Alberta currently has a 3.1% unemployment rate, and would be growing faster if the planeloads of workers arriving in Fort McMurray, Alberta were coming any faster. Numerous new pipelines to the rest of Canada and parts of the United States are currently being built or on the drawing boards, spreading Alberta's surging oil production further around North America, but also all the way to China via a pipeline to the coast of British Columbia and onto Chinese oil supertankers. Interest and competition for Alberta's massive Athabasca Oil Sands has become increasingly internationalized, with French oil company Total recently announcing investment, Japan pledging to invest in the oil sands (most likely to decrease reliance on oil from the volatile Middle East), the People's Republic of China showing increasing willingness to acquire more stable canadian oil production, the United States of course showing a strong interest in new pipelines, and even India announcing it would be investing some 1 billion dollars (US) in Alberta oil sands. Investment in the oil sands alone is currently estimated at over 100 billion dollars (Canadian), and is forecast to grow massively as new projects are announced.

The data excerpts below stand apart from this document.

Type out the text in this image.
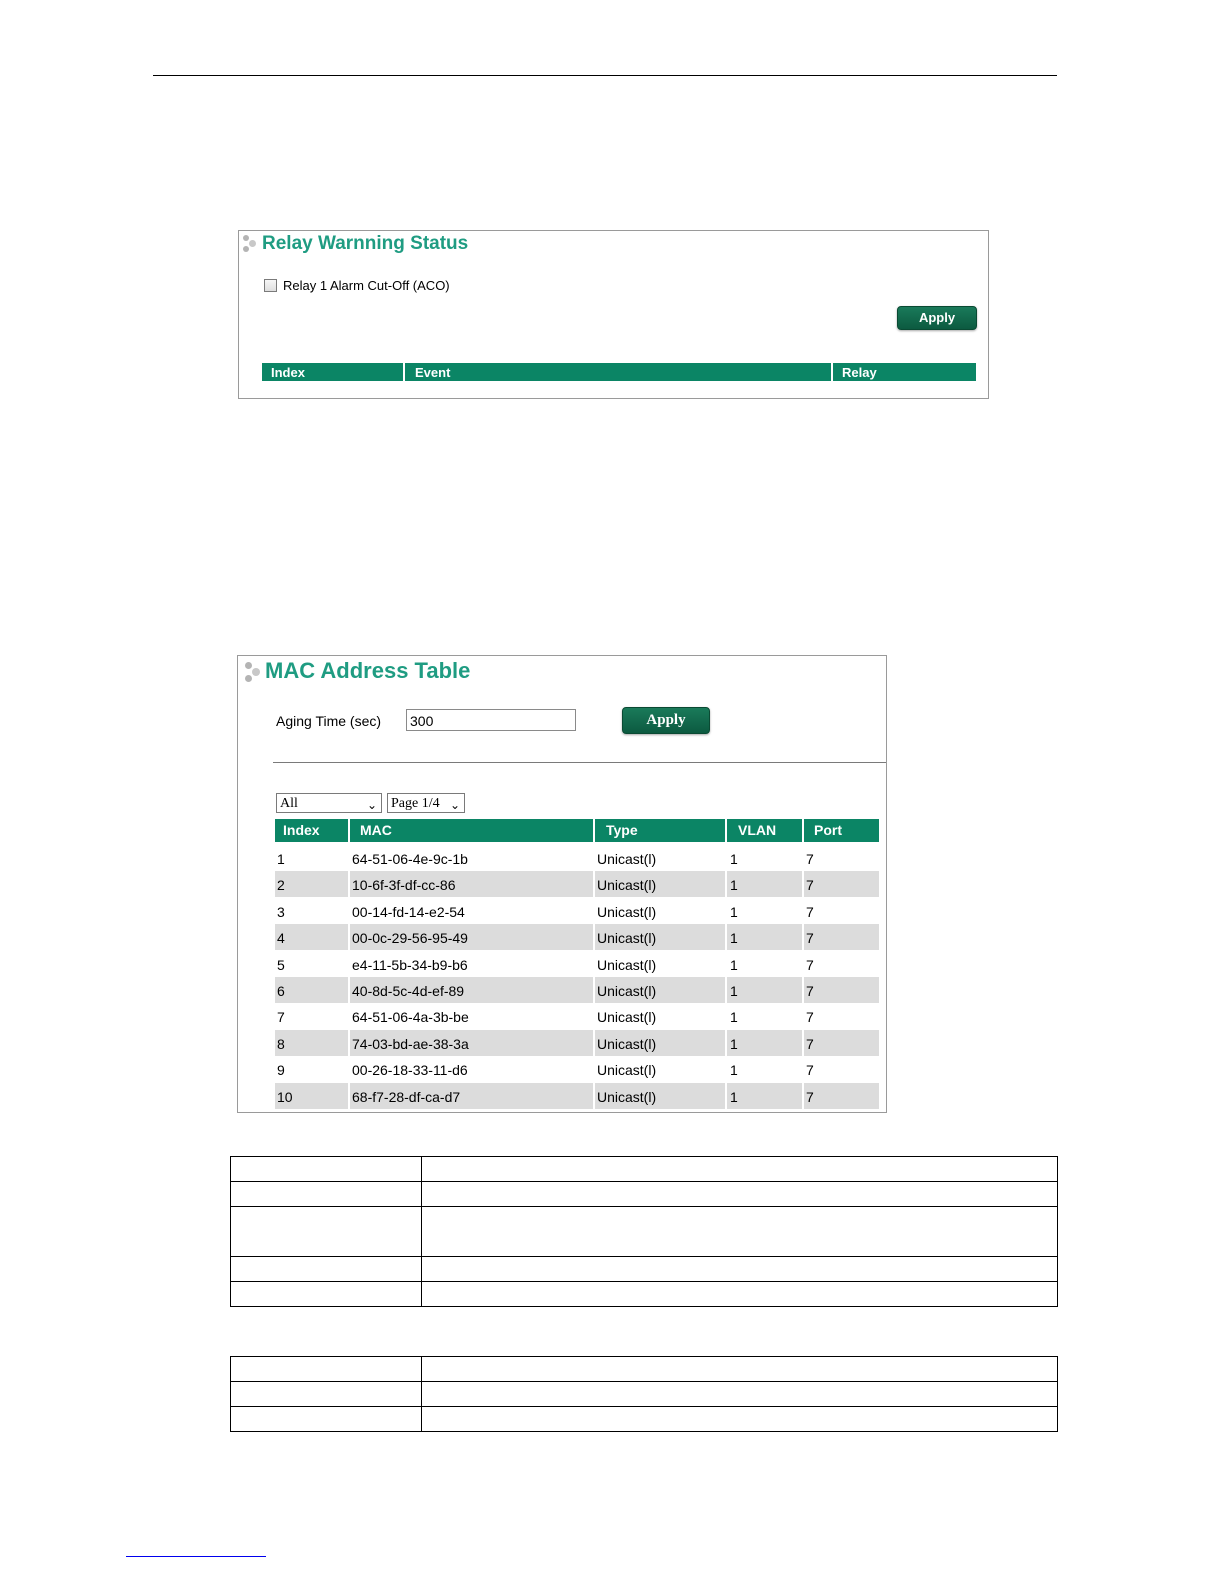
Relay Warnning Status
Relay 1 Alarm Cut-Off (ACO)
Apply
Index	Event	Relay
MAC Address Table
Aging Time (sec) 300	Apply
All	⌄ Page 1/4 ⌄
Index	MAC	Type	VLAN	Port
1	64-51-06-4e-9c-1b	Unicast(l)	1	7
2	10-6f-3f-df-cc-86	Unicast(l)	1	7
3	00-14-fd-14-e2-54	Unicast(l)	1	7
4	00-0c-29-56-95-49	Unicast(l)	1	7
5	e4-11-5b-34-b9-b6	Unicast(l)	1	7
6	40-8d-5c-4d-ef-89	Unicast(l)	1	7
7	64-51-06-4a-3b-be	Unicast(l)	1	7
8	74-03-bd-ae-38-3a	Unicast(l)	1	7
9	00-26-18-33-11-d6	Unicast(l)	1	7
10	68-f7-28-df-ca-d7	Unicast(l)	1	7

Much like Dubai, Alberta and its capitol city, Calgary, have become enormously important in the realm of international geopolitics due both to massive private industry growth resulting from massive oil revenues (and reserves) found in both areas and increasing deregulation. It may be a sign of this new-found power economically and politically that the current Canadian Prime Minister, Stephen Harper, represents a district in Calgary. Current Alberta Premier Ralph Klein has stated he wishes Alberta to have some of the lowest corporate taxes on earth due to a need to combat growing international competition for investment and its resulting higher economic growth. While perhaps not going as far as the city of Dubai when it comes to free-market reforms, Premier Klein has announced his controversial plan for the "Third-Way" health care plan, which would allow doctors to choose work either in the free market or provincial system. Doing so may violate the Canada Health Act, but due to the huge budget surpluses Alberta will likely enjoy for years to come, it may be able to fund such a system without the financial backing of the federal government.